Bosnia and Herzegovina has a long history of corruption. Bribery, money laundering, and organized crime are commonplace. Political corruption exists at all levels of their government. People there lack civil and political rights. There’s a social stigma against reporting corruption too. Most believe it won’t do any good and, worse, they’ll suffer from life-threatening retaliation if they do report the wrongdoing they see. They’re right, not much happens when corruption is exposed. Most corruption cases are largely ignored by law enforcement and the courts. The country’s corruption is not just embedded in their government, law enforcement, and judicial systems; it’s also embedded in their businesses, many of which are still government-owned holdovers from the region’s communist days.[1] This post-communist, transitional country was trying to find its way in a freer world.
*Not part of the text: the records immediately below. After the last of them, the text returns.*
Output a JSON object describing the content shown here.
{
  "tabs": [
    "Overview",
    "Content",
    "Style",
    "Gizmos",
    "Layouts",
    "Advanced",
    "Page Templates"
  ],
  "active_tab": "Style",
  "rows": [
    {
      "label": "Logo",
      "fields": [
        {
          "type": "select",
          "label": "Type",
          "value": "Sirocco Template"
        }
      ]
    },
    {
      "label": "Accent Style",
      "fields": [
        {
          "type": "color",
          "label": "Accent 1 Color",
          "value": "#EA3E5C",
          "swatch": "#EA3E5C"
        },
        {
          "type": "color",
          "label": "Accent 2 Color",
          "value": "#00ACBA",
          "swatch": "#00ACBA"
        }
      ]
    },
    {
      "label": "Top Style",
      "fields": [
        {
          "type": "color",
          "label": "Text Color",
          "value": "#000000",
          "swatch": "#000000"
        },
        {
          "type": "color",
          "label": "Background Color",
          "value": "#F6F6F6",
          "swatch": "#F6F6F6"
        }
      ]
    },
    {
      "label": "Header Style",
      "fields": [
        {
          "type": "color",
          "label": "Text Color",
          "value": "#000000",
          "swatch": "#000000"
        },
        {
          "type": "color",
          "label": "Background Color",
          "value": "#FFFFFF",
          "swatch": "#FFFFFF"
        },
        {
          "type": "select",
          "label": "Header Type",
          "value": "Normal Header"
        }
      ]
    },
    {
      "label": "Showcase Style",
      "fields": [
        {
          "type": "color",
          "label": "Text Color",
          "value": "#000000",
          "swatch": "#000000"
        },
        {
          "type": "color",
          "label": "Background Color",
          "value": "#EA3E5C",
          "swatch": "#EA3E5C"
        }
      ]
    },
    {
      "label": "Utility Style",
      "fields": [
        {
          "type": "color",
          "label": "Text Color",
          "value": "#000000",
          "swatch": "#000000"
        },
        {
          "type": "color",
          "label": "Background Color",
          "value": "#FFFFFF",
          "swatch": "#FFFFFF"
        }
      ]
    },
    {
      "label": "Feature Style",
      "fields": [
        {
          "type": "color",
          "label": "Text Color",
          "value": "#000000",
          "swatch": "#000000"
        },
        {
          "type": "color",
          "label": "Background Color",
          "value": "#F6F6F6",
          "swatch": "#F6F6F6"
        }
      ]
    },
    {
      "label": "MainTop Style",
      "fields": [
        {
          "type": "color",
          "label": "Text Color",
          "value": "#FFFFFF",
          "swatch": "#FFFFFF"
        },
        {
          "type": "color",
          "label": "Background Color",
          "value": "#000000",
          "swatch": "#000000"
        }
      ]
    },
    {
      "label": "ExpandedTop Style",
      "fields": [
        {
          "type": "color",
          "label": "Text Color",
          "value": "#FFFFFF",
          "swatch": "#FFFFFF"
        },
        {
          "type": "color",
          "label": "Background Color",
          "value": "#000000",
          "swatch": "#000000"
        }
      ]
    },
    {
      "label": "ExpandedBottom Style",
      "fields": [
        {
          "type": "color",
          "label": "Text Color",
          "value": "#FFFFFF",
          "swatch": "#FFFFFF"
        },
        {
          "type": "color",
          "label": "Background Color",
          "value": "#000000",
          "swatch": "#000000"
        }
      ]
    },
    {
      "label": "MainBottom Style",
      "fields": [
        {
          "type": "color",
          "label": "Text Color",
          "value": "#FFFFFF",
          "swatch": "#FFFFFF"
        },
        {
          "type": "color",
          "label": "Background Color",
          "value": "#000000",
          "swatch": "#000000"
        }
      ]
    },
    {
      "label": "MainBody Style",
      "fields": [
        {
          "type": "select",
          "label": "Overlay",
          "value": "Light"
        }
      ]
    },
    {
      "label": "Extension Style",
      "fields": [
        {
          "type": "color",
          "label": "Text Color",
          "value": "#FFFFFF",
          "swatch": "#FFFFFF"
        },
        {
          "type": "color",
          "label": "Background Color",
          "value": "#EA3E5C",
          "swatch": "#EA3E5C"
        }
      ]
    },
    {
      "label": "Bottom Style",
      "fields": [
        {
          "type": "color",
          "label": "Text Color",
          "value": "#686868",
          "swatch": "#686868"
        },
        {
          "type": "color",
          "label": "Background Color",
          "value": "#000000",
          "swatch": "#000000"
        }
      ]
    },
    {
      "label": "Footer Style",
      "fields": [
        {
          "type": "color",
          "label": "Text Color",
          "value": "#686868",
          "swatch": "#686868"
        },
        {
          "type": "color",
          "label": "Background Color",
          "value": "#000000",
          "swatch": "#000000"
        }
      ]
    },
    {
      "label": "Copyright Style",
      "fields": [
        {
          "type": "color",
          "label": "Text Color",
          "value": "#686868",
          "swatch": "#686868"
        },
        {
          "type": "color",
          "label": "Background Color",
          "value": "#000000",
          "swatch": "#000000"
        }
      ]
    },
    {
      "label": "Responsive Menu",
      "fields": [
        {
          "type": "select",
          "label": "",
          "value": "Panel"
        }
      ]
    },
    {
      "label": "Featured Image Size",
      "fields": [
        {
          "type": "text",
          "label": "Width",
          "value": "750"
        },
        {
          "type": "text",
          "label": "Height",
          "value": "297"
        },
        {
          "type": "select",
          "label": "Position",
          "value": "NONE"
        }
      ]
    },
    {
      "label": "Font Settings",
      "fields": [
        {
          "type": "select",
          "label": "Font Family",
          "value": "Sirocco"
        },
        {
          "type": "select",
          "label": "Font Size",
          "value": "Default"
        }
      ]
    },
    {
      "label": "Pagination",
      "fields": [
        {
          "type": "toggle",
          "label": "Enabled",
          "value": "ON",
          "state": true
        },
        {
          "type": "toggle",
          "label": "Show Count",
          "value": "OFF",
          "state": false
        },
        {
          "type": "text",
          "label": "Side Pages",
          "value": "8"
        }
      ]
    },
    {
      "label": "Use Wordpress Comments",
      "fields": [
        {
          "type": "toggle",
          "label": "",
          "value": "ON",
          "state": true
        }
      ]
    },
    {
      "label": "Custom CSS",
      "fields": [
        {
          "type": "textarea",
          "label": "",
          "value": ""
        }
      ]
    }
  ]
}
Bojan was part of that change. What he was trying to do there was not just unusual, it was radical—and he wanted me to help.

“Sure,” I replied, and pressed send.

Few, if any, folks at the top of the compliance food chain would have said “yes” to traveling across the world and meeting someone they did not know, and some wouldn’t have even answered. Yet, when I read Bojan’s email, I thought: these are my people. I like to help the people nobody else seems interested in helping. I had no idea what was to come, but I’m glad I agreed to help. It turned out that my experience in the Sarajevo Canton was the most meaningful experience of my career.